回答の根拠①:抗菌スペクトル~薬と細菌の相性

 「細菌」の種類は、現在確認されているだけでも6,800種以上、非常に様々なタイプの細菌が存在しています。1剤だけでこれらの全ての種の細菌に効く抗生物質は、存在しません。

 抗生物質の種類によって、得意とする細菌の種、苦手とする細菌の種、つまり「相性」があります。この「相性」は「抗菌スペクトル」と呼ばれています。

『クラビット』と『フロモックス』の抗菌スペクトルの例

 『クラビット』と『フロモックス』も、得意とする細菌の種が異なります1)。
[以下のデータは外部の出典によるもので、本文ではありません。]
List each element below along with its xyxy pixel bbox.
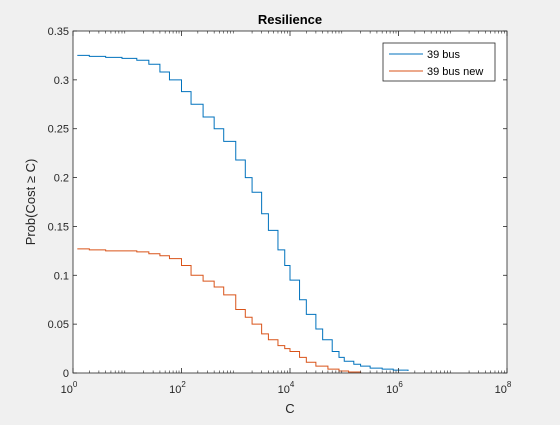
- y-tick-label: 0.25: [48, 124, 69, 136]
- ticks-layer: 0 0.05 0.1 0.15 0.2 0.25 0.3 0.35 100 102 104 106 10…: [48, 26, 512, 396]
- x-axis-label: C: [285, 401, 294, 416]
- legend-label: 39 bus: [427, 49, 461, 61]
- x-tick-label: 100: [61, 380, 78, 396]
- y-tick-label: 0.1: [54, 270, 69, 282]
- y-axis-label: Prob(Cost ≥ C): [23, 159, 38, 246]
- x-tick-label: 104: [278, 380, 295, 396]
- x-tick-label: 106: [386, 380, 403, 396]
- legend-label: 39 bus new: [427, 66, 483, 78]
- series-line-39-bus: [77, 54, 409, 372]
- y-tick-label: 0.2: [54, 173, 69, 185]
- y-tick-label: 0.05: [48, 319, 69, 331]
- legend: 39 bus 39 bus new: [382, 42, 496, 82]
- plot-area: [73, 31, 507, 373]
- y-tick-label: 0.3: [54, 75, 69, 87]
- x-tick-label: 108: [495, 380, 512, 396]
- legend-box: [382, 42, 496, 82]
- y-tick-label: 0.15: [48, 221, 69, 233]
- series-line-39-bus-new: [77, 248, 362, 373]
- y-tick-label: 0.35: [48, 26, 69, 38]
- chart-title: Resilience: [258, 12, 322, 27]
- x-tick-label: 102: [169, 380, 186, 396]
- series-layer: [77, 54, 409, 373]
- y-tick-label: 0: [63, 368, 69, 380]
そのため、どちらも効く菌、片方しか効かない菌、どちらも効かない菌、というものがあります。

(抗菌スペクトルの一例)
※『クラビット』でも『フロモックス』でも退治できる細菌
 大腸菌・レンサ球菌・肺炎球菌
※『クラビット』でしか退治できない細菌
 赤痢菌・サルモネラ属・レジオネラ属
※『フロモックス』でしか退治できない細菌
 バクテロイデス属
※『クラビット』でも『フロモックス』でも退治できない細菌
 ジフテリア菌・クロストリジウム属

 1) 南江堂 「今日の治療薬 (2017年版)」

 このように、抗生物質には得意・不得意といった相性、「抗菌スペクトル」で使い分けます。
 そのため、抗生物質が変更になった場合は、「強い抗生物質に変わった」というよりも、「より原因菌の退治に特化した抗生物質に変わった」と考えるのが妥当です。

 また、状況によっては得意分野の違う抗生物質を併用することもあります。

回答の根拠②:抗菌力を発揮できる飲み方の違い

 抗生物質はその種類によって、最も効果的な服用方法が異なります

 『クラビット』は、濃度依存性に抗菌力を発揮します。
 つまり、血中濃度を一度でガツンと高めた方が効果的です。そのため、通常は1日1回、1日量を1回にまとめて服用します2)。
濃度依存性の抗生物質

 『フロモックス』は、時間依存性に抗菌力を発揮します。
 つまり、ある程度の血中濃度(最小発育阻止濃度:MIC)以上をできるだけ長く維持した方が効果的です。そのため、通常は1日3回、1日量をできるだけ複数回に分けて服用します3)。
時間依存性の抗生物質

 2) クラビット錠 添付文書
 3) フロモックス錠 添付文書

 そのため、用法を守らずに抗生物質を使うと抗菌力が弱まり、治療ができないだけでなく、薬の効かない「耐性菌」を生む原因にもなります。

薬剤師としてのアドバイス:抗生物質は処方された時に必ず飲み切り、残さない

 症状が良くなったら、そこで抗生物質を止めてしまう人は少なくありません。しかし、こうした中途半端な使い方では効果がないばかりか、細菌に「耐性」を与えるためのトレーニングをしているようなもので、非常に危険です。
 「次の時のため」と、残った抗生物質を置いておく人も少なくありません。しかし、似た症状の感染症であっても、原因の菌が異なれば使うべき抗生物質も変わります。前回と同じ抗生物質が適しているとは限りません。

 このように、抗生物質は使い方が非常に難しく、自己判断で調節したり選んだりして使える薬ではありません
(※そのため市販もされていません)。抗生物質を処方された時には、症状が治まってきても必ず最後まで飲み切るようにしてください。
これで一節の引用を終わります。